Он подходит к окну и долго-долго смотрит на улицу. Вместо злобы все мое существо наполняется предчувствием несчастья.
— Ты меня с ума свела, — начинает он задумчиво. — Я ничего не отрицаю. Я признаю свою вину. Ужасную вину. Я предал друга, возжелал его невесту, разбил вашу жизнь. Сделал то, что всегда осуждал в других. Когда я уезжал, я надеялся, что вы все-таки будете вместе, что с твоей стороны это было мимолетной вспышкой страсти, затмением, безумием…
— Надеялся? Тогда ты не мужчина, а тряпка, — бросаю я, начиная торопливо одеваться.

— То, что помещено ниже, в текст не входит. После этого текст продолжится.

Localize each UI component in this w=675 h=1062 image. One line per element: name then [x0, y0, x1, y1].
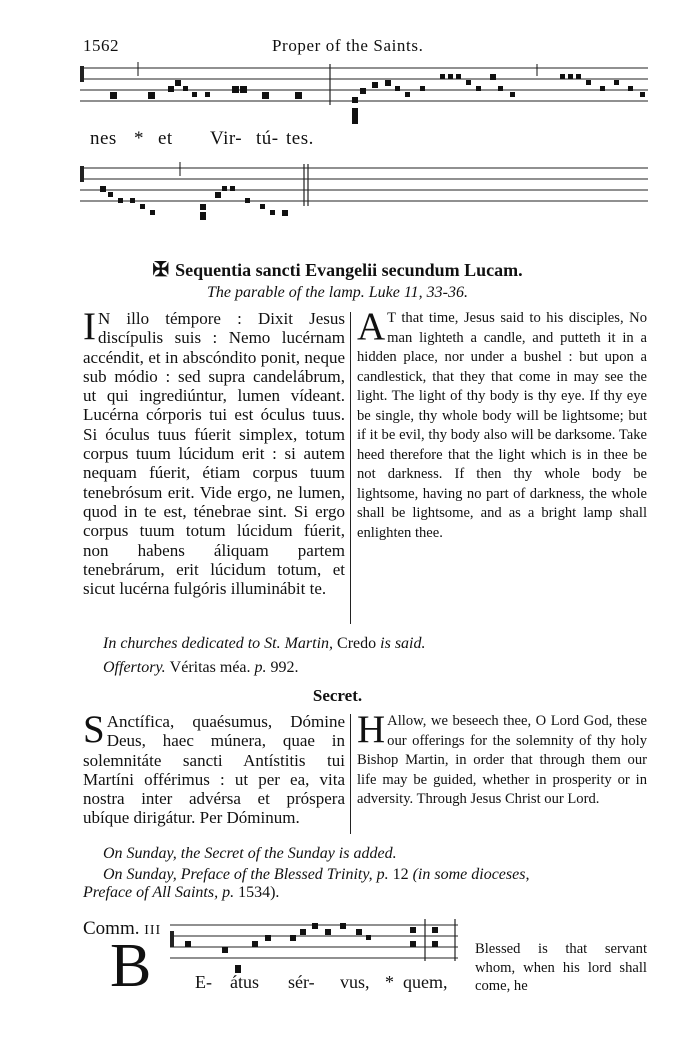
- communion-label: Comm. III: [83, 918, 162, 939]
- c-clef-icon: [80, 166, 84, 182]
- lyric-asterisk: *: [385, 972, 394, 992]
- maltese-cross-icon: ✠: [152, 259, 170, 281]
- gospel-english: A T that time, Jesus said to his disciples, No man lighteth a candle, and putteth it in a hidden place, nor under a bushel : but upon a candlestick, that they that come in may see the light. The light of thy body is thy eye. If thy eye be single, thy whole body will be lightsome; but if it be evil, thy body also will be darksome. Take heed therefore that the light which is in thee be not darkness. If then thy whole body be lightsome, having no part of darkness, the whole shall be lightsome, and as a bright lamp shall enlighten thee.: [357, 305, 647, 541]
- lyric-syllable: nes: [90, 128, 117, 149]
- gospel-latin: I N illo témpore : Dixit Jesus discípulis suis : Nemo lucérnam accéndit, et in abscóndito ponit, neque sub módio : sed supra candelábrum, ut qui ingrediúntur, lumen vídeant. Lucérna córporis tui est óculus tuus. Si óculus tuus fúerit simplex, totum corpus tuum lúcidum erit : si autem nequam fúerit, étiam corpus tuum tenebrósum erit. Vide ergo, ne lumen, quod in te est, ténebrae sint. Si ergo corpus tuum totum lúcidum fúerit, non habens áliquam partem tenebrárum, erit lúcidum totum, et sicut lucérna fulgóris illuminábit te.: [83, 305, 345, 599]
- drop-initial: A: [357, 305, 386, 348]
- gospel-heading: ✠ Sequentia sancti Evangelii secundum Lucam.: [152, 259, 523, 281]
- column-divider: [350, 312, 351, 624]
- drop-initial: I: [83, 305, 96, 348]
- drop-initial: S: [83, 708, 105, 751]
- lyric-syllable: quem,: [403, 972, 448, 992]
- lyric-syllable: et: [158, 128, 173, 149]
- credo-rubric: In churches dedicated to St. Martin, Credo is said.: [103, 635, 426, 652]
- chant-staff-2: [0, 150, 675, 230]
- lyric-syllable: átus: [230, 972, 259, 992]
- preface-rubric: On Sunday, Preface of the Blessed Trinity, p. 12 (in some dioceses,: [103, 866, 530, 883]
- communion-english: Blessed is that servant whom, when his lord shall come, he: [475, 941, 647, 994]
- lyric-syllable: sér-: [288, 972, 315, 992]
- lyric-syllable: E-: [195, 972, 212, 992]
- neumes-group: [110, 74, 645, 124]
- secret-english: H Allow, we beseech thee, O Lord God, these our offerings for the solemnity of thy holy Bishop Martin, in order that through them our life may be guided, whether in prosperity or in adversity. Through Jesus Christ our Lord.: [357, 708, 647, 807]
- lyric-syllable: Vir-: [210, 128, 243, 149]
- lyric-syllable: vus,: [340, 972, 370, 992]
- lyric-syllable: tes.: [286, 128, 314, 149]
- column-divider: [350, 714, 351, 834]
- preface-rubric-cont: Preface of All Saints, p. 1534).: [83, 884, 280, 901]
- communion-initial: B: [110, 932, 152, 1000]
- running-title: Proper of the Saints.: [272, 36, 424, 55]
- lyric-syllable: tú-: [256, 128, 279, 149]
- gospel-subtitle: The parable of the lamp. Luke 11, 33-36.: [206, 284, 468, 301]
- lyric-asterisk: *: [134, 128, 144, 149]
- neumes-group: [100, 186, 288, 220]
- secret-latin: S Anctífica, quaésumus, Dómine Deus, haec múnera, quae in solemnitáte sancti Antístitis tui Martíni offérimus : ut per ea, vita nostra inter advérsa et próspera ubíque dirigátur. Per Dóminum.: [83, 708, 345, 828]
- chant-staff-1: [0, 0, 675, 130]
- offertory-rubric: Offertory. Véritas méa. p. 992.: [103, 659, 299, 676]
- drop-initial: H: [357, 708, 386, 751]
- page-number: 1562: [83, 36, 119, 55]
- c-clef-icon: [170, 931, 174, 947]
- secret-heading: Secret.: [312, 686, 363, 705]
- c-clef-icon: [80, 66, 84, 82]
- sunday-secret-rubric: On Sunday, the Secret of the Sunday is added.: [103, 845, 397, 862]
- neumes-group: [185, 923, 438, 973]
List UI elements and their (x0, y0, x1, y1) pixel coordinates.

— Да, надеялся! — гневно отрезает Размик. — И еще надеялся, что мне хватит сил не возвращаться в ваш городок, чтобы убить вас обоих. Я уже стоял у кассы, требовал билет до Таллинна. Но погода была нелетная. И я улетел в Ереван… В первую же ночь переспал с Гаянэ. Так я наказал себя. Ты мне и сейчас время от времени снишься в объятиях Тармо, хотя я знаю, что вы не поженились. Теперь знаю! Может, и к лучшему, что я узнал об этом слишком поздно.
— Естественно, законный брак куда здоровее безумных страстей на полу мастерской, — в отчаянии я пытаюсь язвить.
— Твоя мать никогда бы не признала меня, — яростно защищается Размик. — Весь ваш род, весь ваш народ. Твой народ!
— Причем здесь народ? — выкрикиваю я сквозь рыдания. — Меня ты хочешь или народ?! Я не такое мамочкино чадо, как ты, чтобы меня с пеленок с кем-то обвенчали.
— Еще раз прошу тебя не касаться моей жены, — от ярости Размик смертельно бледнеет. — Не говори о том, чего не знаешь! Гаянэ ждет от меня ребенка, она на пятом месяце.
— Ах вот оно что! — у меня перехватывает дух. — Так ты поэтому использовал меня, наивную провинциалку?! Бесплатное удовольствие для мужика, который слишком долго постился!
— Да, моя жена не бесплодна, — рычит он. — И моя кровь найдет продолжение в моем сыне. Но любовные радости — это совсем другое, если уж ты ничегошеньки не поняла!
— Почему? — спрашиваю я, торопясь к двери.
— Потому что твой запах — это только твой запах, — у самой двери Размик вновь обнимает меня. — Такой кожи нет ни у одной женщины на свете… твои волосы, твоя грудь… Все, что не твое, меня не волнует, не сводит с ума, не заставляет забыть о мужской чести. Это можешь только ты, ты, единственная моя…
Он целует мою шею, лицо, волосы. Невозможно вырваться из его объятий. Невозможно уйти. Ни навсегда, ни на секунду. Я принадлежу ему, только с ним — мой дом. И все же я убегаю, унося его слова: “Моя кровь найдет продолжение в моем сыне”. Он сохранится в объятиях Гаянэ, сохранит свою драгоценную мужскую честь! Что ж, я переживу — дайте только добраться до дому. Вон отсюда, назад, в Эстонию! Скорее в повседневность, в эту великолепную отупляющую суету!
Словно в дурмане, я отправляюсь на вокзал. Я уверена, что больше никогда не поеду в Москву. Этот город больше не манит меня. К чему теперь тайно ждать встречи с Размиком?! К чему теперь клиенты Карлы, вся эта торговля картинами?! К чему вообще все искусство и мои рисунки?!